Do there exist $n,b\in \mathbb{N}, b<n$ such that $(n-b)(n^2-b)$ divides $n^3$

Question

My friend invented this problem in his spare time and asked me if I could solve it:

Do there exist $n,b\in \mathbb{N}, b<n$ such that $(n-b)(n^2-b)$ divides $n^3$ ?

I tried my best and all I can say is this:

He wrote a program to brute force $n$ and $b$ up to $10^5$ and there were no solutions so I assume there are none.

I also tried various ways to put a lower bound on the $(n-b)(n^2-b)$ in hope it will limit the size of $b$ or $n$, but none seemed to heve worked.

I have a hypothesis that the product here is just an additional , constraint meaning that the following claim also holds: if $(n-b) | n^3$, then $n^2-b$ does not. I also wrote a program to check it for $n$ and $b$ up to $10^5$ and it holds.
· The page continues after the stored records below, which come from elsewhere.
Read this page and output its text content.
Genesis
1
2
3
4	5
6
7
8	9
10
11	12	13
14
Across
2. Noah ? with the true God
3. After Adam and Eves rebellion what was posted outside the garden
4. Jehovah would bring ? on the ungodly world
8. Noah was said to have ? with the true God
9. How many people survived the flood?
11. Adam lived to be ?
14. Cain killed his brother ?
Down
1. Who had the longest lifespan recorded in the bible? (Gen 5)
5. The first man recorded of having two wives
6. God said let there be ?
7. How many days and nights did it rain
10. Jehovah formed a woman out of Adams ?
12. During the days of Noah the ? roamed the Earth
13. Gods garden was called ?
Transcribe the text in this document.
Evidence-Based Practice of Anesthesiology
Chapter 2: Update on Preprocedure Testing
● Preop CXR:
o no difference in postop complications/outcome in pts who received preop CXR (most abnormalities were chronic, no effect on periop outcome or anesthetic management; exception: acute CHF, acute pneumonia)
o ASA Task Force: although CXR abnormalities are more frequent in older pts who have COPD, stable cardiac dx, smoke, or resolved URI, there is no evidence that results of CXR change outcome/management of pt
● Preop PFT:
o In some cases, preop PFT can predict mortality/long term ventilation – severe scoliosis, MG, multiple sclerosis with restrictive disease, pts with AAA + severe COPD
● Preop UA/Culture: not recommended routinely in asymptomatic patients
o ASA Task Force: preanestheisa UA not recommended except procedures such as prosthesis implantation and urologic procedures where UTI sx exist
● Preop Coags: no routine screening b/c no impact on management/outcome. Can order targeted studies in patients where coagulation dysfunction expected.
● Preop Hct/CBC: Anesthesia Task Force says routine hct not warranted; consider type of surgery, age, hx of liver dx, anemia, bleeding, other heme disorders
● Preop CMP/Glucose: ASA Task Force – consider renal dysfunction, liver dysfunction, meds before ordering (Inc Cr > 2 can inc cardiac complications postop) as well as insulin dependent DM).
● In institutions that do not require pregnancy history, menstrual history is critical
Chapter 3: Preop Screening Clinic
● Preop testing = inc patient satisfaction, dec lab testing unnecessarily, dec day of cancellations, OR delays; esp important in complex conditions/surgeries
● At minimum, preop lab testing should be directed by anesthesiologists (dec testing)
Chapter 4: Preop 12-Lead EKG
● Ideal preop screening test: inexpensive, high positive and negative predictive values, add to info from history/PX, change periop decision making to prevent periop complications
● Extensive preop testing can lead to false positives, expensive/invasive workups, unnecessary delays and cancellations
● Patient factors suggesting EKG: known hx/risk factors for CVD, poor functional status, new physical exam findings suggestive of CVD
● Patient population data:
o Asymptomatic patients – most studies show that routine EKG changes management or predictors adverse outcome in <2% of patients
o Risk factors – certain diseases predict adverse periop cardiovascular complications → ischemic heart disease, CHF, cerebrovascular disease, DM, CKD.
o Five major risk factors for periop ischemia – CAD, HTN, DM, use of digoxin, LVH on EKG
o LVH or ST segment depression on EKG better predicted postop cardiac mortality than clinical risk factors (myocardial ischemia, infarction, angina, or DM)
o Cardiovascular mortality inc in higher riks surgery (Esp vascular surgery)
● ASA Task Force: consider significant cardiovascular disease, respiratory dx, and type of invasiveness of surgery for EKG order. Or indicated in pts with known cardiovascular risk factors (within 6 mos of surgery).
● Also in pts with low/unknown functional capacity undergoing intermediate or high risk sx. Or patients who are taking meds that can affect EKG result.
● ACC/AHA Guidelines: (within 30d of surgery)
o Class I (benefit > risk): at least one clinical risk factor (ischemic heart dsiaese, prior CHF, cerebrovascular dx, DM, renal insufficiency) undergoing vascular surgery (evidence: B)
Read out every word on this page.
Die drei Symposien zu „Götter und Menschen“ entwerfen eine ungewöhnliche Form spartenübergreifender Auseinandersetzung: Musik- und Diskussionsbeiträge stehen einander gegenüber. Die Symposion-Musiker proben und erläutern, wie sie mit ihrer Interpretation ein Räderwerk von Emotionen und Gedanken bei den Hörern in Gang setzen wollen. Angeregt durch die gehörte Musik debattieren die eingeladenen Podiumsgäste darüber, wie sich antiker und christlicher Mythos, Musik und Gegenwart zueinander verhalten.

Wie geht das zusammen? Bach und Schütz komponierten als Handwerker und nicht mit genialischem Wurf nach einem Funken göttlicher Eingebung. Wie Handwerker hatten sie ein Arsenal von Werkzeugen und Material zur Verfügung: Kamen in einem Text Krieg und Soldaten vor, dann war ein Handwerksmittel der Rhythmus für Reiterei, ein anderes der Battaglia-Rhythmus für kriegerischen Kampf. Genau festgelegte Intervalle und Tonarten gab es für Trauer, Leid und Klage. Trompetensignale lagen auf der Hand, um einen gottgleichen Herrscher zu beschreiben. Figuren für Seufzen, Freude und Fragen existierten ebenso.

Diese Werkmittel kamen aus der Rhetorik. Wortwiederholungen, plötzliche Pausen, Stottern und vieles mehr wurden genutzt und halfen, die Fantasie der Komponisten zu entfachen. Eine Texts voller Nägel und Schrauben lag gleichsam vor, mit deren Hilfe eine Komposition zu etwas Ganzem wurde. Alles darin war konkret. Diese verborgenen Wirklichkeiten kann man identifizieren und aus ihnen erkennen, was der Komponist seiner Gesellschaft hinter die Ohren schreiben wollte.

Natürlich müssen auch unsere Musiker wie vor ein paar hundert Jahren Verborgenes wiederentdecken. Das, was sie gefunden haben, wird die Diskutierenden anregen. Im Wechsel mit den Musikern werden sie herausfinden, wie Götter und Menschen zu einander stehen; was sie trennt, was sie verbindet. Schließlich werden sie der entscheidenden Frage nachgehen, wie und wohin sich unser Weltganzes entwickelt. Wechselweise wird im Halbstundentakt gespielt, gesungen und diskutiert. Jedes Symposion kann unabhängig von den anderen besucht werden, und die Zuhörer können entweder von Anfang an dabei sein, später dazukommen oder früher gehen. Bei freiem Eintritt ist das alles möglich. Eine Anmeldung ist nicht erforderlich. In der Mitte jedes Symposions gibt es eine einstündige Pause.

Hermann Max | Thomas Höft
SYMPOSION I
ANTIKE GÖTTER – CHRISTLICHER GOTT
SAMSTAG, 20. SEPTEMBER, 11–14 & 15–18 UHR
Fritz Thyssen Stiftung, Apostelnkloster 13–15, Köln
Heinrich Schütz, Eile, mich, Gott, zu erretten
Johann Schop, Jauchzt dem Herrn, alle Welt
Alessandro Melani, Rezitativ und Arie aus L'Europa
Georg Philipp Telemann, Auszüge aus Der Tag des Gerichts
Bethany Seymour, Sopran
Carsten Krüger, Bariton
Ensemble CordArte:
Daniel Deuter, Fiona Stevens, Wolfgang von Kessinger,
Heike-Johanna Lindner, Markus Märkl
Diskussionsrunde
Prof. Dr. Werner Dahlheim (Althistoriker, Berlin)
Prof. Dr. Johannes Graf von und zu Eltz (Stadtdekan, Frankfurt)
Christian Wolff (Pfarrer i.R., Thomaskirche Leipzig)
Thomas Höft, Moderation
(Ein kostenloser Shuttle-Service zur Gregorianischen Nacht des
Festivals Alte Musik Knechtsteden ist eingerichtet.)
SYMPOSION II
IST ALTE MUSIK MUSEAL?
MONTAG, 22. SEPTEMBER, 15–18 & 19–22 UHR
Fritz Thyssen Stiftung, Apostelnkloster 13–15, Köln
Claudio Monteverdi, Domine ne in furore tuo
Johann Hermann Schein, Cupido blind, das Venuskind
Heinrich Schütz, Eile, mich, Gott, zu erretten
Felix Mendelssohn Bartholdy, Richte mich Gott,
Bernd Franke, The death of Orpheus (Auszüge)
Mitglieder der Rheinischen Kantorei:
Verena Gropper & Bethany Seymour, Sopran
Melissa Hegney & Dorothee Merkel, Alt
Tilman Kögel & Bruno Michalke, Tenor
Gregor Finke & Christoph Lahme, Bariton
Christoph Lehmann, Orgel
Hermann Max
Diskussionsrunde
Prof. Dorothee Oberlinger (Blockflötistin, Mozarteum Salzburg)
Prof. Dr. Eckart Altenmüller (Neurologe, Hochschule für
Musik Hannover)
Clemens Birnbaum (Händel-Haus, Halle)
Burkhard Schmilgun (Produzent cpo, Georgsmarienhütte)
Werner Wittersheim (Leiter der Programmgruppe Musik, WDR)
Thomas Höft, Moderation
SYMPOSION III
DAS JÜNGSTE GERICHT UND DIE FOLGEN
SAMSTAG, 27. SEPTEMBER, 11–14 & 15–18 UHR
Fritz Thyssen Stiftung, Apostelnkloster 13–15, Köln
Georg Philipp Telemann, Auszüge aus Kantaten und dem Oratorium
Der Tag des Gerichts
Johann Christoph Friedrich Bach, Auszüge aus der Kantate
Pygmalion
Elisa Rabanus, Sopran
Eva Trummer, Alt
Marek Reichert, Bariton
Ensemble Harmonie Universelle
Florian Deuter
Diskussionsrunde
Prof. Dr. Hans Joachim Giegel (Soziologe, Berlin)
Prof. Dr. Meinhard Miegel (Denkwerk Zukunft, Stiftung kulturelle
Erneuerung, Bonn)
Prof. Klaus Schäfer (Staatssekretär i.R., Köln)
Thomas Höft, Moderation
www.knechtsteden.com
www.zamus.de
However, I still didn't manage to prove it.

What seems to have some perspective is to consider the d=GCD(n,b) and write them in terms of it, but nothing I did made any real progress,except some numbers share all prime factors and $n-b$ divides $d^3$

I've seen similar problems get solved by making the statement into an equation(preferably quadratic) and then proving that discriminant cannont be a perfect square by something like quadratic residues, but I have no idea how to use the cubic formula here and it seems rather brute-forcish, not to mention I know nothing about residues of higher degree.
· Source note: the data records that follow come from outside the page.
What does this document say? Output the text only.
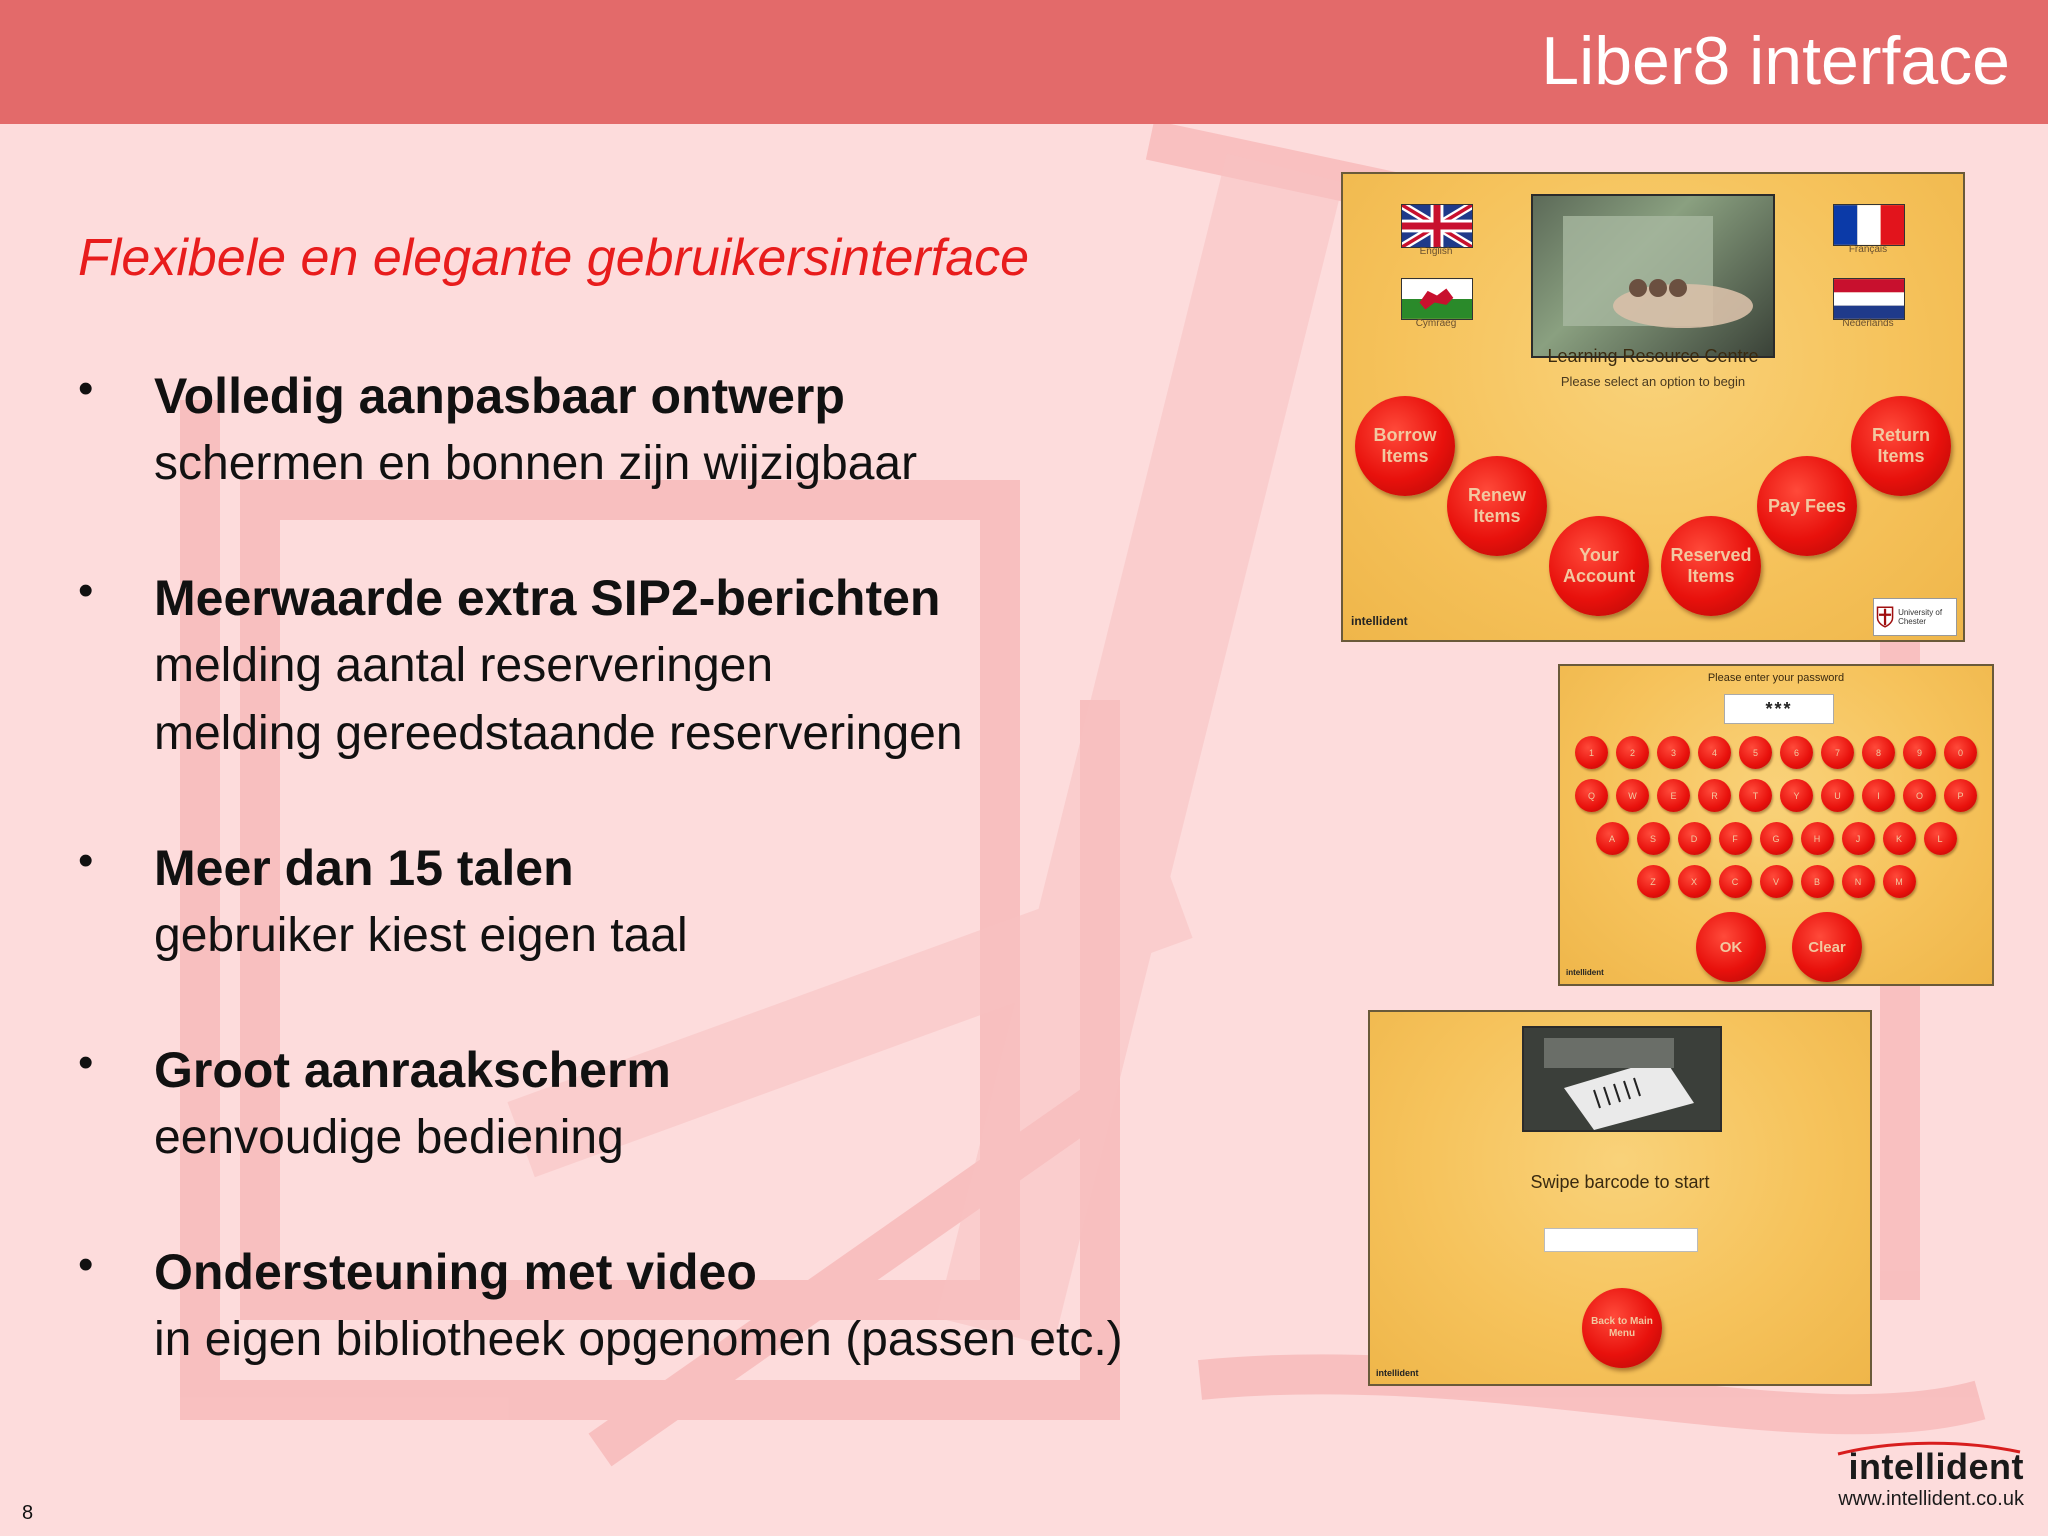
Liber8 interface
Flexibele en elegante gebruikersinterface
• Volledig aanpasbaar ontwerp
schermen en bonnen zijn wijzigbaar
• Meerwaarde extra SIP2-berichten
melding aantal reserveringen
melding gereedstaande reserveringen
• Meer dan 15 talen
gebruiker kiest eigen taal
• Groot aanraakscherm
eenvoudige bediening
• Ondersteuning met video
in eigen bibliotheek opgenomen (passen etc.)
English
Cymraeg
Français
Nederlands
Learning Resource Centre
Please select an option to begin
Borrow Items
Renew Items
Your Account
Reserved Items
Pay Fees
Return Items
intellident
University of Chester
Please enter your password
***
1	2	3	4	5	6	7	8	9	0
Q	W	E	R	T	Y	U	I	O	P
A	S	D	F	G	H	J	K	L
Z	X	C	V	B	N	M
OK	Clear
intellident
Swipe barcode to start
Back to Main Menu
intellident
8
intellident
www.intellident.co.uk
He already posted this question on Quora and got no sensible answer.

Answer 1

Indeed, a very good idea is to consider $d = \text{gcd}(n,b)$. Then $n=d\alpha$ and $b = d\beta$ with $\alpha>\beta\ge1$ and $\text{gcd}(\alpha, \beta)=1$. So $(n-b)(n^2-b) \mid n^3$ becomes: $$d(\alpha-\beta)(d^2\alpha^2-d\beta) \mid d^3\alpha^3$$ which is equivalent to $$(\alpha-\beta)(d\alpha^2-\beta) \mid d\alpha^3$$ In particular, $\alpha -\beta \mid d\alpha^3$. Since $\text{gcd}(\alpha, \beta)=1$ we obtain $\text{gcd}(\alpha-\beta, \alpha^3)=1$. Consequently, we get $\alpha -\beta \mid d$, so $d = (\alpha-\beta)\cdot d'$, for some $d' \ge 1$. Thus, replacing $d$ with $(\alpha-\beta)\cdot d'$ we get $$(\alpha-\beta)\left((\alpha-\beta)d'\alpha^2 - \beta \right) \mid (\alpha-\beta)d'\alpha^3$$ and thus, dividing both sides by $(\alpha-\beta)$ we obatin $$(\alpha-\beta)d'\alpha^2 -\beta \mid d'\alpha^3$$ Again, $\text{gcd}(\alpha, \beta)=1$ implies $\text{gcd}((\alpha-\beta)d'\alpha^2-\beta, \alpha^3)=1$ and hence $$(\alpha-\beta)d'\alpha^2 -\beta \mid d'$$ In particular, $(\alpha-\beta)d'\alpha^2 -\beta \le d'$. This inequality is equivalent to $$d\alpha^2 \le \frac{d}{\alpha-\beta}+\beta$$ But, since $\alpha \ge 2$, we have $d\alpha^2 \ge 2d\alpha=d\alpha+d\alpha> d + d\beta\ge \frac{d}{\alpha-\beta}+\beta$ yielding a contradiction.

Consequently, there are no such $n,b$.

Answer 2

In fact, a stronger claim holds: there are no positive integral $n, b$ with $b < n$ such that $n^2 - b$ divides $n^3$.

Indeed, assume for contradiction that such $n$ and $b$ exist. Note that $n^2 - b$ divides $n^3 - nb$. Hence $n^2 - b$ divides $n^3 - (n^3 - nb) = nb$. However, $0 < nb < n^2 - b$, and this leads us to a contradiction. Indeed, $b < n$, i.e., $b \le n - 1$. Hence $nb \le n(n - 1) = n^2 - n < n^2 - b$ (in the end we again use $b < n$).